The former maps to something like

    ((dog w/5 cat) AND (dog w/5 cow)) OR ((dragon w/5 cat) AND (dragon w/5 cow))

while the latter maps to something like

    ((cat w/5 dog) OR (cat w/5 dragon)) AND ((cow w/5 dog) OR (cow w/5 dragon))

I'm not sure there's an obviously better thing for qsol to do with
these, but it would be nice if w/5 were a symmetric operation.

Note: The above does not reflect qsol's actual syntax, only its semantics.

2. Minimum interval semantics

This approach is reflected in the Lucene "positions branch"
(PositionIntervalIterator stuff). It's also nicely described in the
paper "An Algebra for Structured Text Search and A Framework for its
Implementation" (Clarke, Cormack, Burkowski).

I don't know of a Lucene query parser built around this stuff yet, but
it seems possible to construct one. The basic idea is that each
subquery of a query string corresponds to a set of matching
spans/intervals/extents, and operators (whether "boolean" or
"proximity") are a means of filter and combining
spans/intervals/extents. For example:

* Query [ medical ] would correspond to every span where the term
"medical" appears
* Query [ medical and companion ] would correspond to all the
minimum-match spans containing both "medical" and "companion"
* Query [ agreement w/5 (medical and companion) ] would correspond to
all the minimum-match spans where "agreement" was within 5 words of a
minimum-match span for [medical and companion]
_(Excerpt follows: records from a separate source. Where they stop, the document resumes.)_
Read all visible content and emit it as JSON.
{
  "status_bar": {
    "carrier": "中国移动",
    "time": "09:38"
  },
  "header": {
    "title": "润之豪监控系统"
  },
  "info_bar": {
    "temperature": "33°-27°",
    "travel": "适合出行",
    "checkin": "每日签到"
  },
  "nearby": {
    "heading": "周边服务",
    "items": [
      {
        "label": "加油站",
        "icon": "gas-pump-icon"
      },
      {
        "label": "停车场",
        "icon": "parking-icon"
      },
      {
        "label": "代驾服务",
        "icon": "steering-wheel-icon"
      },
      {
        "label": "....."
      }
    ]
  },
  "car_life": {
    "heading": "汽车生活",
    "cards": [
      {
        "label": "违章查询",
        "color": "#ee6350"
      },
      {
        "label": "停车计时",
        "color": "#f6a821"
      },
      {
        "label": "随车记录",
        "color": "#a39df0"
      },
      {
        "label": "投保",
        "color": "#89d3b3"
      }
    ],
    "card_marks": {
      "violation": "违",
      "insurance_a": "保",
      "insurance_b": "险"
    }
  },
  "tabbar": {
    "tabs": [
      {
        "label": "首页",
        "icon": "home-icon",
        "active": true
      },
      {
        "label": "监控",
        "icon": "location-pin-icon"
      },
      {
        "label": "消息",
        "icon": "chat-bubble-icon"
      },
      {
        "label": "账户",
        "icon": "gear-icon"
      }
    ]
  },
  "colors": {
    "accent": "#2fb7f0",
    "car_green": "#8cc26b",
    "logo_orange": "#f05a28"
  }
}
I like how minimum interval semantics gives a precise meaning to not
just a query but every subcomponent thereof. There is a very clear
story for why every document did/didn't match.

Unfortunately, I doubt that minimum interval semantics corresponds
especially well to my users' expectations. For example, in the above
interpretation of [agreement w/5 (medical and companion)], that query
would match the hypothetical span

    medical ... [insert 50,000 words here, none of which is
"companion"] ... companion to the agreement

whereas I'm pretty sure my users are hoping to find instances where
"medical" and "companion" are much closer together.